Aging and Data Literacy

Nashville Public Television is pleased to announce it has received a $107,000 grant from the West End Home Foundation to help bridge the digital divide for Middle Tennesseans aged 60 and older. NPT is one of 30 nonprofit and governmental agencies to receive a grant ranging from $10,000 to $400,000.

NPT will use the funds to produce a 30-minute documentary with a focus on digital literacy topics for older adults, including cybersecurity. In addition, NPT will produce 15 short videos conveying practical how-to tips about computer use, the internet and other issues. The station plans to host 12 virtual or in-person community engagement events, conduct two Facebook Live screenings, and create other resources related to the project.

Research shows that, when older adults are connected to technology, they become less isolated and more engaged in their communities. Older adults without internet access suffered more extreme levels of social isolation during the COVID epidemic. Many were unable to access essential services and products, and could not take advantage of telehealth, telecounseling and other telesupport services.

The digital literacy initiative, administered by the West End Home Foundation, is the last phase of the $40 million settlement handed down from Davidson County Chancery Court, Division III, Case No. 11-1548-III. Funds from this case were designated by the Court to be used to sustain and improve the quality of life for elderly Tennesseans.

The digital literacy grant program was created in response to the connectivity crisis experienced by our country’s older adults. An estimated 21.8 million older adults are offline at home, with only 58% of Americans aged 65 and older have access to broadband internet service. The negative ramifications of this lack of connectivity became clear during the pandemic as older adults became cutoff from the families, friends and communities.
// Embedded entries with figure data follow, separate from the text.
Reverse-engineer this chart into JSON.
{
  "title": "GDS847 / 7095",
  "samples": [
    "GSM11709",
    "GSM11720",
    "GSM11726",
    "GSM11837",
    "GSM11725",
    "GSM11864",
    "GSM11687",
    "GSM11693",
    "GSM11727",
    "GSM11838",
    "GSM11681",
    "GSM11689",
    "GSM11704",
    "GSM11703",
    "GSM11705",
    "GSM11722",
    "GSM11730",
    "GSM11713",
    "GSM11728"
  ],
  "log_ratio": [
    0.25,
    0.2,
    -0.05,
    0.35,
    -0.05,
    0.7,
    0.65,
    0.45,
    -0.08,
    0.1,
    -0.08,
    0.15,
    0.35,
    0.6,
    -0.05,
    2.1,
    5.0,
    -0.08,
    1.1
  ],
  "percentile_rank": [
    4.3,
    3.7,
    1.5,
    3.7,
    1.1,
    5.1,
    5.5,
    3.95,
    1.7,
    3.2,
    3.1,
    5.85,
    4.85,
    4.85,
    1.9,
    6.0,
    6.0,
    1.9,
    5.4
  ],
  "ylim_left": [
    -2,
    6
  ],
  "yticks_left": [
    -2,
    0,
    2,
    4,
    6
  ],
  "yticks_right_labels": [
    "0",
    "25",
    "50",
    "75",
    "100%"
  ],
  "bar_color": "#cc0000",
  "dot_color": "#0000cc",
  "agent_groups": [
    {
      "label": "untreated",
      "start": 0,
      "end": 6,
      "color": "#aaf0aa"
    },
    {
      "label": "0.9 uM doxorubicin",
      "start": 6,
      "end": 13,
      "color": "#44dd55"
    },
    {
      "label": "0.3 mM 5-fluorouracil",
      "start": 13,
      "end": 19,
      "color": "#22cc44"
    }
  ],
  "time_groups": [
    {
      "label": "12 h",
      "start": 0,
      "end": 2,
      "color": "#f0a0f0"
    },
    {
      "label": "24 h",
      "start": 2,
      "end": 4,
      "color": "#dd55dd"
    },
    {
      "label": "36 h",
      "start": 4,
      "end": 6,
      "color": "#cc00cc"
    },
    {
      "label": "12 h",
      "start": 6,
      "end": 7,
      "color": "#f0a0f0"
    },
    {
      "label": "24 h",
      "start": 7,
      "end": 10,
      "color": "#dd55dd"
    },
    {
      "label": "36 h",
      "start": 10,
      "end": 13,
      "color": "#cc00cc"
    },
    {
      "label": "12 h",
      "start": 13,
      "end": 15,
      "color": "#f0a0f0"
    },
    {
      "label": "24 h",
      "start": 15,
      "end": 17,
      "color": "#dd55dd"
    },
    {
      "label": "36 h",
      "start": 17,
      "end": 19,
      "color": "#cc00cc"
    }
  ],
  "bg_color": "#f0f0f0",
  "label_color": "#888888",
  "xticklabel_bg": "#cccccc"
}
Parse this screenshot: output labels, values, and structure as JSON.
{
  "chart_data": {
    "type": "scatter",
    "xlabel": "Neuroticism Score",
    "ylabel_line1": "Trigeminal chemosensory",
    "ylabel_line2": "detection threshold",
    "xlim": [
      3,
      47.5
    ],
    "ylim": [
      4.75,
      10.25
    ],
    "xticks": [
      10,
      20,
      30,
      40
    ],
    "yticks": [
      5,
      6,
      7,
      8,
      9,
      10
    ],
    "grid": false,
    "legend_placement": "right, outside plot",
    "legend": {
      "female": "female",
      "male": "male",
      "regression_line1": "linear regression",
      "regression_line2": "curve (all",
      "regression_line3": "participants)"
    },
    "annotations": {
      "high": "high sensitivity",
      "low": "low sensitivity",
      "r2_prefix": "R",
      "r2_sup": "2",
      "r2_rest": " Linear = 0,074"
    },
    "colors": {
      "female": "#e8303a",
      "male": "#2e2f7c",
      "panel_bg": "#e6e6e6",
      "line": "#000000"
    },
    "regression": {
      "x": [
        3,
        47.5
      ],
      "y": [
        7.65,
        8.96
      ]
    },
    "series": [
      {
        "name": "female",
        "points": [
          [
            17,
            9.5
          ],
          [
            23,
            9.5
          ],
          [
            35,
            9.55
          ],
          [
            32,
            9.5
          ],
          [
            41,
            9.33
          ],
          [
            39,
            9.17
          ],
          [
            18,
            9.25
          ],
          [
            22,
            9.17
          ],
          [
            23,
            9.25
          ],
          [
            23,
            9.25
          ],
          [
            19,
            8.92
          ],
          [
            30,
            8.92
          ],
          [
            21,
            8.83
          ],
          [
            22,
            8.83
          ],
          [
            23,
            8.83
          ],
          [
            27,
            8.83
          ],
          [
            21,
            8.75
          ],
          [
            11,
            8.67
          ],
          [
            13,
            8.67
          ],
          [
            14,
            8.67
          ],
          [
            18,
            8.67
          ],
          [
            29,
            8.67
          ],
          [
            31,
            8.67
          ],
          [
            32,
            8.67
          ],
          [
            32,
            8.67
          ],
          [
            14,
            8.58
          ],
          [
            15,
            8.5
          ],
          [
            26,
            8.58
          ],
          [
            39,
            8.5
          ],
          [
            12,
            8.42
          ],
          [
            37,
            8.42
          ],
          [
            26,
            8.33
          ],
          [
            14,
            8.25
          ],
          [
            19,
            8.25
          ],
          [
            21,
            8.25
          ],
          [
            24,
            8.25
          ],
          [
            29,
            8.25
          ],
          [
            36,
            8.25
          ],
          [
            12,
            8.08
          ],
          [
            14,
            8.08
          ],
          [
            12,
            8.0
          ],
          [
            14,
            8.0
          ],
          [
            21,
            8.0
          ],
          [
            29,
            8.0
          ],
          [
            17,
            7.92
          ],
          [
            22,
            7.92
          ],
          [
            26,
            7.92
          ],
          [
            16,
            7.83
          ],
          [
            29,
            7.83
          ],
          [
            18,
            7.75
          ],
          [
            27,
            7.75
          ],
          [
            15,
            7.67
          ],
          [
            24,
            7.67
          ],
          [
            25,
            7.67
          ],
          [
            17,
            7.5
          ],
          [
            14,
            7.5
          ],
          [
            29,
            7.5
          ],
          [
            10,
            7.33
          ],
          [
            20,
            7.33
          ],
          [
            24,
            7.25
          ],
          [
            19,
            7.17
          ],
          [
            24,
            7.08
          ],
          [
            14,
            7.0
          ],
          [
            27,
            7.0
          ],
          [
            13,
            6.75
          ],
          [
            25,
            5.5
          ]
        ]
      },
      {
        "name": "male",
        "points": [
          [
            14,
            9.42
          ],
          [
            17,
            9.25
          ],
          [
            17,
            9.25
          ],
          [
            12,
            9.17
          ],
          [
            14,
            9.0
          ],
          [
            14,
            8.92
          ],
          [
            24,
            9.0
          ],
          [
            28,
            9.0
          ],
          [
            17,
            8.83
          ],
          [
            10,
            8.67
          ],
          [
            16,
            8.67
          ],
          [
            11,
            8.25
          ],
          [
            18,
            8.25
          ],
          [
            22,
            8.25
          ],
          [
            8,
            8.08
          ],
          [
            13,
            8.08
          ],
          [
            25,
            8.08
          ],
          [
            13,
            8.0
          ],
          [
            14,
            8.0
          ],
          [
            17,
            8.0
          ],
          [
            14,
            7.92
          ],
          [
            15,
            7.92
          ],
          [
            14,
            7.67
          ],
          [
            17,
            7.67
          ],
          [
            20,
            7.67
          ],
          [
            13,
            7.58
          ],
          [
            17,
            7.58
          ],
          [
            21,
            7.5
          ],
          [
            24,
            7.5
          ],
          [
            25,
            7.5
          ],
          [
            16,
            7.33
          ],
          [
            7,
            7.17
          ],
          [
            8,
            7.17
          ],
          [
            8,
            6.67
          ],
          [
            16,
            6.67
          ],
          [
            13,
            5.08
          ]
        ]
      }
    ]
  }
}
In 2014, the Tennessee Attorney General recovered $40.1 million from the dissolution of two nonprofit nursing homes in Murfreesboro. The funds were under the auspices of the Chancery Court of Davidson County, with Chancellor Ellen Hobbs Lyle presiding. The West End Home Foundation was the recipient of $3.9 million funds for the purpose of designing and administering a statewide grant aimed at bridging the digital divide that was apparent for older adults during the pandemic. The grant, “Reducing Social Isolation and Increasing Access to Essential Services Through Digital Literacy and Inclusion for Older Tennesseans,” was launched Jan. 10, 2022. For information on these funds, click here.

The West End Home Foundation is a private, charitable foundation located in Nashville. The Foundation’s mission is to enhance the lives of older adults through grantmaking, advocacy and community collaboration. The Foundation serves Middle Tennessee including Cheatham, Davidson, Robertson, Rutherford, Sumner, Williamson and Wilson counties, providing approximately $2 million annually in grants to nonprofit agencies serving older adults.